Alright, here it is; shim stacks. Shimmed valves are the most common form of high-performance valve in suspension dampers, and the raison d'être for many forums and indeed entire websites to exist. Some say they control the flow of oil, others say they are responsible for controlling the flow of karma throughout the cosmos. Being light, simple, compact, highly tunable and relatively cheap to manufacture, shimmed valves very often turn out to be the right tool for this particular job.
So what we've put together here is a very brief overview of the simplest form of a shimmed valve. Within this video are many technical omissions for the sake of simplicity so that we can focus on the very basics of a single-stage (non-crossover), unpreloaded, zero-float shim stack, and garner some insight into the way that the actual shims function.

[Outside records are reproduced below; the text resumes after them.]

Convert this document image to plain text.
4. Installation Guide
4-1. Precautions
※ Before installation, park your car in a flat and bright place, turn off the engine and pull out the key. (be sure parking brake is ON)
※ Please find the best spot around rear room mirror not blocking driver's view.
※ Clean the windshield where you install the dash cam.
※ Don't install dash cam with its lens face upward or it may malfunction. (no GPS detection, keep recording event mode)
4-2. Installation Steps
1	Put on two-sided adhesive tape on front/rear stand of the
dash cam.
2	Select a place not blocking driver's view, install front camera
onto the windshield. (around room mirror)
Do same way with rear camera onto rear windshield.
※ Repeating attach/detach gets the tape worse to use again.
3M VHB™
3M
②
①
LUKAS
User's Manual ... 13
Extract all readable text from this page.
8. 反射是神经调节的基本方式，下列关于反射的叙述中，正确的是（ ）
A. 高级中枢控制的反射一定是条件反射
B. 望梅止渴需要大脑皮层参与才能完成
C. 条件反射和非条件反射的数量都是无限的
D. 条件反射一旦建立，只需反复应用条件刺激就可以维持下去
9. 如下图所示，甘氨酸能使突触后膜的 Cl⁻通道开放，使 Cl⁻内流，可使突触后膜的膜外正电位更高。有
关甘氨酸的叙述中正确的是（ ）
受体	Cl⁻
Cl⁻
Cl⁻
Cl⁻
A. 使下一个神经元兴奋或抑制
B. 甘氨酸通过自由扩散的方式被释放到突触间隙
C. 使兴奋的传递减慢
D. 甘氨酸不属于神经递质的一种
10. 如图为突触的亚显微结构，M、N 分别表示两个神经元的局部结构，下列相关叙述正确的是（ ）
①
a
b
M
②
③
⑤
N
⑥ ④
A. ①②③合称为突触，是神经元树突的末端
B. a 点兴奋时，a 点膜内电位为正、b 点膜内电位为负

We feel that the simplest way to understand a shim stack is as an unpreloaded spring holding a valve closed, and it is predominantly the stiffness of that spring that determines how much pressure it takes to open the valve a certain distance—this dictates the relationship between pressure drop (damping force) over the valve and volumetric flow rate (determined by shaft speed) through the valve. A shim stack of this configuration will deliver quite a linear force vs velocity characteristic over the majority of its operating range, up until the point at which it cannot open any further to increase the available flow area. Other variations on this type of valve can deliver substantially digressive or progressive curves, but we aren't covering those here.
This video certainly isn't comprehensive, it provides exactly nothing in the way of precise methods of calculation, and it makes many generalizations, simplifications, and omissions for the sake of explaining the stack's function and demands within a short video. However, hopefully, you'll find it interesting and informative one way or another.